Наконец, мальчик добрался до окраины Плимута.

Я не стану рассказывать, как выглядел Плимут, потому что Билли ничего вокруг не замечал и вообще не узнал, как выглядит город, так с какой стати вы должны это знать? Плимут показался Билли просто очень похожим на другие места. Вот только странное дело: он никак не мог остановить велосипед, хотя изо всех сил тянул за бечевку.

Билли несся по городу.
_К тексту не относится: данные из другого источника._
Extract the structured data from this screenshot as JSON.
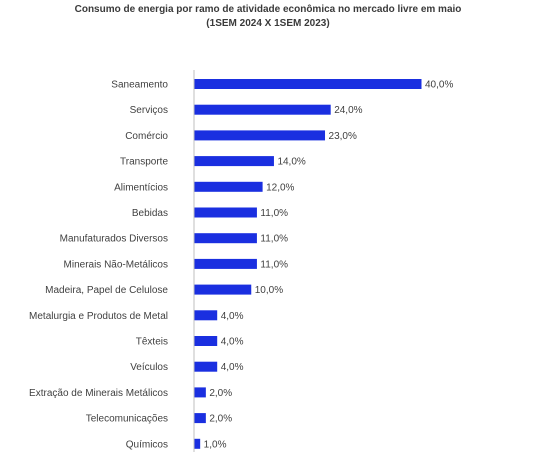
{
  "chart_data": {
    "type": "bar",
    "orientation": "horizontal",
    "title": "Consumo de energia por ramo de atividade econômica no mercado livre em maio",
    "subtitle": "(1SEM 2024 X 1SEM 2023)",
    "categories": [
      "Saneamento",
      "Serviços",
      "Comércio",
      "Transporte",
      "Alimentícios",
      "Bebidas",
      "Manufaturados Diversos",
      "Minerais Não-Metálicos",
      "Madeira, Papel de Celulose",
      "Metalurgia e Produtos de Metal",
      "Têxteis",
      "Veículos",
      "Extração de Minerais Metálicos",
      "Telecomunicações",
      "Químicos"
    ],
    "values": [
      40.0,
      24.0,
      23.0,
      14.0,
      12.0,
      11.0,
      11.0,
      11.0,
      10.0,
      4.0,
      4.0,
      4.0,
      2.0,
      2.0,
      1.0
    ],
    "data_labels": [
      "40,0%",
      "24,0%",
      "23,0%",
      "14,0%",
      "12,0%",
      "11,0%",
      "11,0%",
      "11,0%",
      "10,0%",
      "4,0%",
      "4,0%",
      "4,0%",
      "2,0%",
      "2,0%",
      "1,0%"
    ],
    "xlim": [
      0,
      40
    ],
    "grid": false,
    "colors": {
      "bar": "#1a2fe0",
      "axis": "#bfbfbf",
      "text": "#404040",
      "title": "#3a3a3a"
    }
  }
}
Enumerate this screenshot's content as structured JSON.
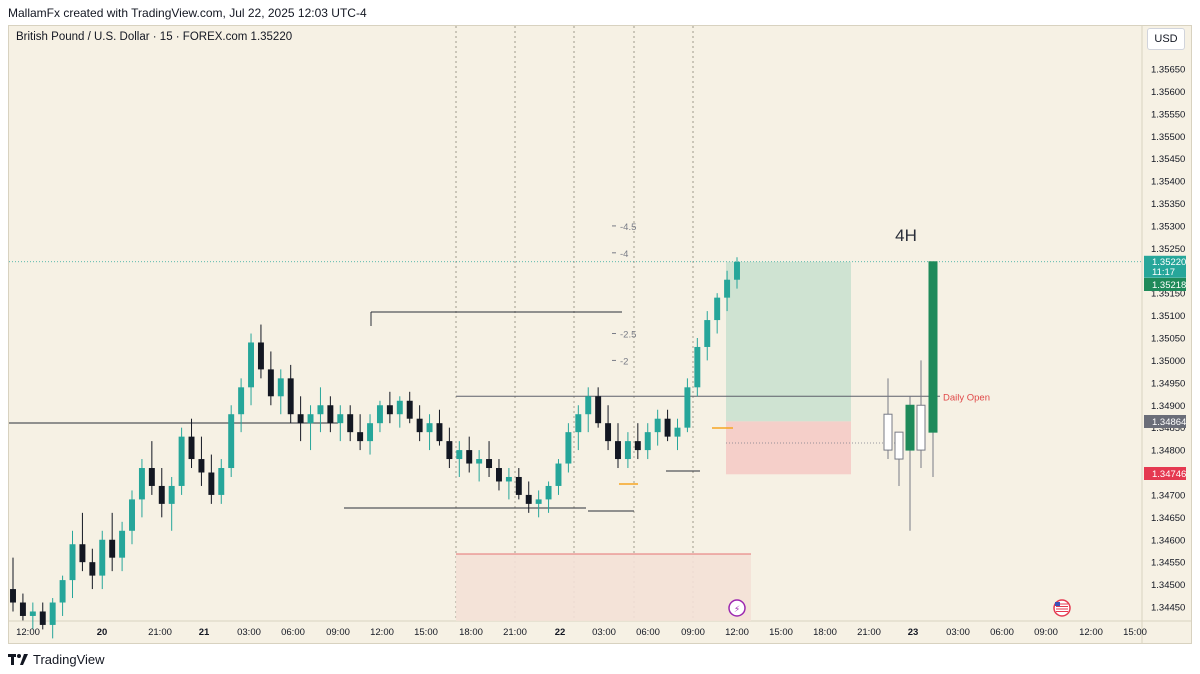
{
  "header": {
    "credit": "MallamFx created with TradingView.com, Jul 22, 2025 12:03 UTC-4"
  },
  "symbol": {
    "title": "British Pound / U.S. Dollar · 15 · FOREX.com  1.35220"
  },
  "currency": "USD",
  "footer": {
    "brand": "TradingView"
  },
  "colors": {
    "up": "#26a69a",
    "down": "#131722",
    "background": "#f6f1e4",
    "tp_zone": "#cfe3d2",
    "sl_zone": "#f5cfc9",
    "fvg_zone": "#f4e1d6"
  },
  "chart_data": {
    "type": "candlestick",
    "symbol": "GBPUSD",
    "interval": "15",
    "last_price": "1.35220",
    "ylim": [
      1.3442,
      1.3568
    ],
    "y_ticks": [
      "1.35650",
      "1.35600",
      "1.35550",
      "1.35500",
      "1.35450",
      "1.35400",
      "1.35350",
      "1.35300",
      "1.35250",
      "1.35200",
      "1.35150",
      "1.35100",
      "1.35050",
      "1.35000",
      "1.34950",
      "1.34900",
      "1.34850",
      "1.34800",
      "1.34750",
      "1.34700",
      "1.34650",
      "1.34600",
      "1.34550",
      "1.34500",
      "1.34450"
    ],
    "x_ticks": [
      "12:00",
      "20",
      "21:00",
      "21",
      "03:00",
      "06:00",
      "09:00",
      "12:00",
      "15:00",
      "18:00",
      "21:00",
      "22",
      "03:00",
      "06:00",
      "09:00",
      "12:00",
      "15:00",
      "18:00",
      "21:00",
      "23",
      "03:00",
      "06:00",
      "09:00",
      "12:00",
      "15:00"
    ],
    "price_labels": [
      {
        "value": "1.35220",
        "sub": "11:17",
        "kind": "last"
      },
      {
        "value": "1.35218",
        "kind": "bid"
      },
      {
        "value": "1.34864",
        "kind": "marker"
      },
      {
        "value": "1.34746",
        "kind": "stop"
      }
    ],
    "levels": [
      {
        "label": "Daily Open",
        "price": 1.3492
      }
    ],
    "fib_labels": [
      {
        "label": "-4.5",
        "price": 1.353
      },
      {
        "label": "-4",
        "price": 1.3524
      },
      {
        "label": "-2.5",
        "price": 1.3506
      },
      {
        "label": "-2",
        "price": 1.35
      }
    ],
    "position": {
      "entry": 1.34864,
      "take_profit": 1.3522,
      "stop_loss": 1.34746
    },
    "inset": {
      "label": "4H",
      "candles": [
        {
          "o": 1.3488,
          "h": 1.3496,
          "l": 1.3478,
          "c": 1.348
        },
        {
          "o": 1.3478,
          "h": 1.3484,
          "l": 1.3472,
          "c": 1.3484
        },
        {
          "o": 1.348,
          "h": 1.3492,
          "l": 1.3462,
          "c": 1.349
        },
        {
          "o": 1.348,
          "h": 1.35,
          "l": 1.3476,
          "c": 1.349
        },
        {
          "o": 1.3484,
          "h": 1.3522,
          "l": 1.3474,
          "c": 1.3522
        }
      ]
    },
    "series": [
      {
        "candles": [
          [
            1.3449,
            1.3456,
            1.3444,
            1.3446
          ],
          [
            1.3446,
            1.3448,
            1.3442,
            1.3443
          ],
          [
            1.3443,
            1.3446,
            1.344,
            1.3444
          ],
          [
            1.3444,
            1.3446,
            1.344,
            1.3441
          ],
          [
            1.3441,
            1.3447,
            1.3438,
            1.3446
          ],
          [
            1.3446,
            1.3452,
            1.3443,
            1.3451
          ],
          [
            1.3451,
            1.3462,
            1.3447,
            1.3459
          ],
          [
            1.3459,
            1.3466,
            1.3453,
            1.3455
          ],
          [
            1.3455,
            1.3458,
            1.3449,
            1.3452
          ],
          [
            1.3452,
            1.3462,
            1.3449,
            1.346
          ],
          [
            1.346,
            1.3466,
            1.3453,
            1.3456
          ],
          [
            1.3456,
            1.3464,
            1.3453,
            1.3462
          ],
          [
            1.3462,
            1.3471,
            1.3459,
            1.3469
          ],
          [
            1.3469,
            1.3478,
            1.3465,
            1.3476
          ],
          [
            1.3476,
            1.3482,
            1.347,
            1.3472
          ],
          [
            1.3472,
            1.3476,
            1.3465,
            1.3468
          ],
          [
            1.3468,
            1.3474,
            1.3462,
            1.3472
          ],
          [
            1.3472,
            1.3485,
            1.347,
            1.3483
          ],
          [
            1.3483,
            1.3487,
            1.3476,
            1.3478
          ],
          [
            1.3478,
            1.3483,
            1.3472,
            1.3475
          ],
          [
            1.3475,
            1.3479,
            1.3468,
            1.347
          ],
          [
            1.347,
            1.3478,
            1.3468,
            1.3476
          ],
          [
            1.3476,
            1.349,
            1.3474,
            1.3488
          ],
          [
            1.3488,
            1.3496,
            1.3484,
            1.3494
          ],
          [
            1.3494,
            1.3506,
            1.349,
            1.3504
          ],
          [
            1.3504,
            1.3508,
            1.3496,
            1.3498
          ],
          [
            1.3498,
            1.3502,
            1.349,
            1.3492
          ],
          [
            1.3492,
            1.3498,
            1.3488,
            1.3496
          ],
          [
            1.3496,
            1.3499,
            1.3486,
            1.3488
          ],
          [
            1.3488,
            1.3492,
            1.3482,
            1.3486
          ],
          [
            1.3486,
            1.349,
            1.348,
            1.3488
          ],
          [
            1.3488,
            1.3494,
            1.3484,
            1.349
          ],
          [
            1.349,
            1.3492,
            1.3484,
            1.3486
          ],
          [
            1.3486,
            1.349,
            1.3482,
            1.3488
          ],
          [
            1.3488,
            1.349,
            1.3482,
            1.3484
          ],
          [
            1.3484,
            1.3488,
            1.348,
            1.3482
          ],
          [
            1.3482,
            1.3488,
            1.3479,
            1.3486
          ],
          [
            1.3486,
            1.3491,
            1.3484,
            1.349
          ],
          [
            1.349,
            1.3493,
            1.3486,
            1.3488
          ],
          [
            1.3488,
            1.3492,
            1.3485,
            1.3491
          ],
          [
            1.3491,
            1.3493,
            1.3486,
            1.3487
          ],
          [
            1.3487,
            1.349,
            1.3482,
            1.3484
          ],
          [
            1.3484,
            1.3488,
            1.348,
            1.3486
          ],
          [
            1.3486,
            1.3489,
            1.3481,
            1.3482
          ],
          [
            1.3482,
            1.3485,
            1.3476,
            1.3478
          ],
          [
            1.3478,
            1.3482,
            1.3474,
            1.348
          ],
          [
            1.348,
            1.3483,
            1.3475,
            1.3477
          ],
          [
            1.3477,
            1.348,
            1.3473,
            1.3478
          ],
          [
            1.3478,
            1.3482,
            1.3474,
            1.3476
          ],
          [
            1.3476,
            1.3478,
            1.3471,
            1.3473
          ],
          [
            1.3473,
            1.3476,
            1.3469,
            1.3474
          ],
          [
            1.3474,
            1.3476,
            1.3469,
            1.347
          ],
          [
            1.347,
            1.3473,
            1.3466,
            1.3468
          ],
          [
            1.3468,
            1.3471,
            1.3465,
            1.3469
          ],
          [
            1.3469,
            1.3473,
            1.3466,
            1.3472
          ],
          [
            1.3472,
            1.3478,
            1.347,
            1.3477
          ],
          [
            1.3477,
            1.3486,
            1.3475,
            1.3484
          ],
          [
            1.3484,
            1.349,
            1.348,
            1.3488
          ],
          [
            1.3488,
            1.3494,
            1.3484,
            1.3492
          ],
          [
            1.3492,
            1.3494,
            1.3485,
            1.3486
          ],
          [
            1.3486,
            1.349,
            1.348,
            1.3482
          ],
          [
            1.3482,
            1.3486,
            1.3476,
            1.3478
          ],
          [
            1.3478,
            1.3484,
            1.3476,
            1.3482
          ],
          [
            1.3482,
            1.3486,
            1.3478,
            1.348
          ],
          [
            1.348,
            1.3486,
            1.3478,
            1.3484
          ],
          [
            1.3484,
            1.3489,
            1.3481,
            1.3487
          ],
          [
            1.3487,
            1.3489,
            1.3482,
            1.3483
          ],
          [
            1.3483,
            1.3487,
            1.348,
            1.3485
          ],
          [
            1.3485,
            1.3496,
            1.3484,
            1.3494
          ],
          [
            1.3494,
            1.3505,
            1.3492,
            1.3503
          ],
          [
            1.3503,
            1.3511,
            1.35,
            1.3509
          ],
          [
            1.3509,
            1.3515,
            1.3506,
            1.3514
          ],
          [
            1.3514,
            1.352,
            1.3511,
            1.3518
          ],
          [
            1.3518,
            1.3523,
            1.3516,
            1.3522
          ]
        ]
      }
    ]
  }
}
Автомобили останавливались, чтобы позволить мальчику вести свою бешеную машину по улицам. Разносчики, люди, спешащие по делам, и просто зеваки останавливались и, широко разинув почтенные рты, смотрели на Билли на велосипеде. А змей тащил его все дальше и дальше, без остановки, с бешеной скоростью, и Билли в отчаянии уже нащупывал в кармане нож, чтобы перерезать бечевку, как вдруг могучий порыв небесного ветра подхватил змея, тот взмыл еще выше и полетел в двадцать раз быстрее. Велосипеду тоже пришлось помчаться в двадцать раз быстрее, и, не успел Билли сказать: «Ой, мама дорогая!» или даже просто: «ОМД!» для краткости, как змей дико рванулся в море, увлекая за собой велосипед, который полетел прямо с края Англии.

Думаете, Билли и велосипед сына мясника упали в море? Как бы не так! Они упали только с берега, что совсем не одно и то же. Ведь воздушный змей был такой сверхпатентованный, такой идеально сконструированный и прочный, что сумел выдержать вес Билли и велосипеда, не дав им плюхнуться в воду.